I come across problems when trying to make rowSums in dplyr.
After grouping the data via
data <- data %>%
group_by(location, category) %>%
summarise(amount = sum(amount)) %>%
spread(key = "category", value = "amount", fill = 0)
The output is:
# A tibble: 4,211 x 140
# Groups: location [4,211]
location art books cars
* <chr> <dbl> <dbl> <dbl>
1 New York, NY 0 10 0
2 Los Angeles, CA 12 0 2
...
Then trying to make the rowSum didn't work:
data %>% mutate(sum=rowSums(.))
Error in mutate_impl(.data, dots) :
Evaluation error: 'x' must be numeric.
> class(ks)
[1] "grouped_df" "tbl_df" "tbl" "data.frame"

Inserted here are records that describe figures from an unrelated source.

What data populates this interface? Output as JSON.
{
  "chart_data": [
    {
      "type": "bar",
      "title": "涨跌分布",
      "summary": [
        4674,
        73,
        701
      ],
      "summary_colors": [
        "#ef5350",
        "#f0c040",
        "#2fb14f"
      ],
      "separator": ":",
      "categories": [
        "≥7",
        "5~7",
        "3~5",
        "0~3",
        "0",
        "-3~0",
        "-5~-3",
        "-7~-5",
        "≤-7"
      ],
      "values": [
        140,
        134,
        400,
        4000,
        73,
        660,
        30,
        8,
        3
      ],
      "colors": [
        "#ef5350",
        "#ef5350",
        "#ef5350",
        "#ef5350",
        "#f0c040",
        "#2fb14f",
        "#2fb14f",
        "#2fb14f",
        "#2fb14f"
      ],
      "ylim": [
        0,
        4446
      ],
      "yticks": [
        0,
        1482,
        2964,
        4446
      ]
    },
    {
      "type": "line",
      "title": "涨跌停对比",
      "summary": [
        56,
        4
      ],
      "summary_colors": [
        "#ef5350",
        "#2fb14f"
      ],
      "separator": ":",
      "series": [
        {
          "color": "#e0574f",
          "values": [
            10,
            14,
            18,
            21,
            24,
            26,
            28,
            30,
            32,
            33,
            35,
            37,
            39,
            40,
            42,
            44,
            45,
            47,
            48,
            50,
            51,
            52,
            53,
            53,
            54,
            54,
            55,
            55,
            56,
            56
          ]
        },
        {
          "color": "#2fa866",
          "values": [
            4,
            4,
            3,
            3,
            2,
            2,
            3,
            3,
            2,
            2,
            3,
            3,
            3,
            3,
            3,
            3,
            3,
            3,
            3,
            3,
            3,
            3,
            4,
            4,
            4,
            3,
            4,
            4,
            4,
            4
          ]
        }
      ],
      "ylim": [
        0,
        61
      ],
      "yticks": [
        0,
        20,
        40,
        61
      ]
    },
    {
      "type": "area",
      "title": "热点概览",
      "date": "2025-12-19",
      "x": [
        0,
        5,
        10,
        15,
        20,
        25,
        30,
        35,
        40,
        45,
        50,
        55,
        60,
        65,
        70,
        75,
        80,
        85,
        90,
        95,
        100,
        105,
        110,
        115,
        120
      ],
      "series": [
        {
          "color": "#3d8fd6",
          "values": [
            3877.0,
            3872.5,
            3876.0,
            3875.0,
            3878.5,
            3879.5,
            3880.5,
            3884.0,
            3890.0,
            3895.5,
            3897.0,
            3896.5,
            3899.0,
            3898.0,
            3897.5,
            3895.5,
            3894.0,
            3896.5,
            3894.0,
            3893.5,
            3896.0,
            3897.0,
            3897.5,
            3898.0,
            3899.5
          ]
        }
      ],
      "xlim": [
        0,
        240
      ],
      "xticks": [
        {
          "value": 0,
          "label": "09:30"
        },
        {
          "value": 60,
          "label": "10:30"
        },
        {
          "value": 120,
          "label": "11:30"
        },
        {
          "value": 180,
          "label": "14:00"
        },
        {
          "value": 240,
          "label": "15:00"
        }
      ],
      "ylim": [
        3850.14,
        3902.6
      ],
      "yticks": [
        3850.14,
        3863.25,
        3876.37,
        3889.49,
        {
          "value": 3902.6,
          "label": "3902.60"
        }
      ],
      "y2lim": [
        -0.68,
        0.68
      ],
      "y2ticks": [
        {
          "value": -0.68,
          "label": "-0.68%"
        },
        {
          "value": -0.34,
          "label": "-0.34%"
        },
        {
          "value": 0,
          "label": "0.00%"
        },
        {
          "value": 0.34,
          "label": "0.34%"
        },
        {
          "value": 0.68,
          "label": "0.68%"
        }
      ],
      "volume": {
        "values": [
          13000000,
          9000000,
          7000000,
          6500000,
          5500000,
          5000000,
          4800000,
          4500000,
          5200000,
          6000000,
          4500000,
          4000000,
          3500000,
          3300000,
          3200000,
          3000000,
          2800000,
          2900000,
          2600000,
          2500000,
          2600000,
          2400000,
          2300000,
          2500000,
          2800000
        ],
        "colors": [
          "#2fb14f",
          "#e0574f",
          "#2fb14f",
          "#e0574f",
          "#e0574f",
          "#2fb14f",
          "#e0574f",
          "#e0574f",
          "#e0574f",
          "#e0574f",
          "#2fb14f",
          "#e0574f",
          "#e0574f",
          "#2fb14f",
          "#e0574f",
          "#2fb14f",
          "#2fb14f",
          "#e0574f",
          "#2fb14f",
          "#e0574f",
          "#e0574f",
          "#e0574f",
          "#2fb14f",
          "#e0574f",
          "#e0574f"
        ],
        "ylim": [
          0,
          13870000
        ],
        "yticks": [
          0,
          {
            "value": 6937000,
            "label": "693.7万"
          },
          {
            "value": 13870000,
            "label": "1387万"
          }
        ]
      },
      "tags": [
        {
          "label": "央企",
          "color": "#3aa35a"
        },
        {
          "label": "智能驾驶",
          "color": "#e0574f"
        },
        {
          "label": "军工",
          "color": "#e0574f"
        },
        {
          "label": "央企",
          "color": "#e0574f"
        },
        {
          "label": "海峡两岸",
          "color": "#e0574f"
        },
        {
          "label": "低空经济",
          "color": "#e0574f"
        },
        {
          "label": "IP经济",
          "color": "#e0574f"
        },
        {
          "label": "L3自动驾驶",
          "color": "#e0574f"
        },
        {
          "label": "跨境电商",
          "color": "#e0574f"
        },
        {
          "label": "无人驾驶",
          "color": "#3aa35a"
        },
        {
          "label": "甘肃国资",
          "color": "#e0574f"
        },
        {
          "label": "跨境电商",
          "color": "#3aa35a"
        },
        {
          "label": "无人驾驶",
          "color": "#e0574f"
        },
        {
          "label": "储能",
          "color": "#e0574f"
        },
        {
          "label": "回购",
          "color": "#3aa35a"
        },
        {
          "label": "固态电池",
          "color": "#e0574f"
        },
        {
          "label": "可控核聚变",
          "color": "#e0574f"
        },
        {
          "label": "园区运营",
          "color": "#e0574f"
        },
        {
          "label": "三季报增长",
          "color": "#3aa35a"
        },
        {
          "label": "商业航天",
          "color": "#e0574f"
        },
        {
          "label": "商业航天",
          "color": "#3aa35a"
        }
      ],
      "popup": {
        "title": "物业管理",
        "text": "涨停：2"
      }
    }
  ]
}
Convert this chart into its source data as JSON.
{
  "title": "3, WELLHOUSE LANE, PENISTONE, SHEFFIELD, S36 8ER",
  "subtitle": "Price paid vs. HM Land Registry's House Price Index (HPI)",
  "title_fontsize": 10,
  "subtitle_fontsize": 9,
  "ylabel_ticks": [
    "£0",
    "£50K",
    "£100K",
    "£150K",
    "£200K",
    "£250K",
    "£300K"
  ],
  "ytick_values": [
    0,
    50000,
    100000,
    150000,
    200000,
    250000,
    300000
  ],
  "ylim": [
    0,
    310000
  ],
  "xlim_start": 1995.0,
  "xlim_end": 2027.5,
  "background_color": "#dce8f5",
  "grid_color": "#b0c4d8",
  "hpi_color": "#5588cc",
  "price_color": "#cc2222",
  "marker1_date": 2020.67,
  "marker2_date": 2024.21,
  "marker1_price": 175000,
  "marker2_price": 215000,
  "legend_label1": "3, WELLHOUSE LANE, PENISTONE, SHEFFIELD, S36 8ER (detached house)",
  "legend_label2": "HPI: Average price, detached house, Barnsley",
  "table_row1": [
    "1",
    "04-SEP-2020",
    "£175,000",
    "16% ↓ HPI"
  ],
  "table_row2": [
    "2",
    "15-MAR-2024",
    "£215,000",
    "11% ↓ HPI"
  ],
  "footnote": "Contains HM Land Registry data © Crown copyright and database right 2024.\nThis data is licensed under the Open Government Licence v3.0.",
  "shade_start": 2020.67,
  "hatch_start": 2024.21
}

I tried to change the pivot like below, but it didn't help either:
data <- data %>%
group_by(location, category) %>%
summarise(amount = as.numeric(sum(amount))) %>% # Changed
spread(key = "category", value = "amount", fill = 0)
str(data.frame(data))
'data.frame': 4211 obs. of 140 variables:
$ location : chr "New York, NY" "Los Angeles, CA" ... ...
$ art : num 0 0 0 0 0 0 0 0 0 0 ...
$ books : num 0 0 0 0 0 0 0 0 0 0 ...
$ cars : num 0 0 0 0 0 0 0 0 0 0 ...
...
It would be great to have some help here.
After calculating the sum of each row, I need to filter locations that have a rowsum < 1000. It would also be great to know how to do this and if dplyr
is the right approach in general.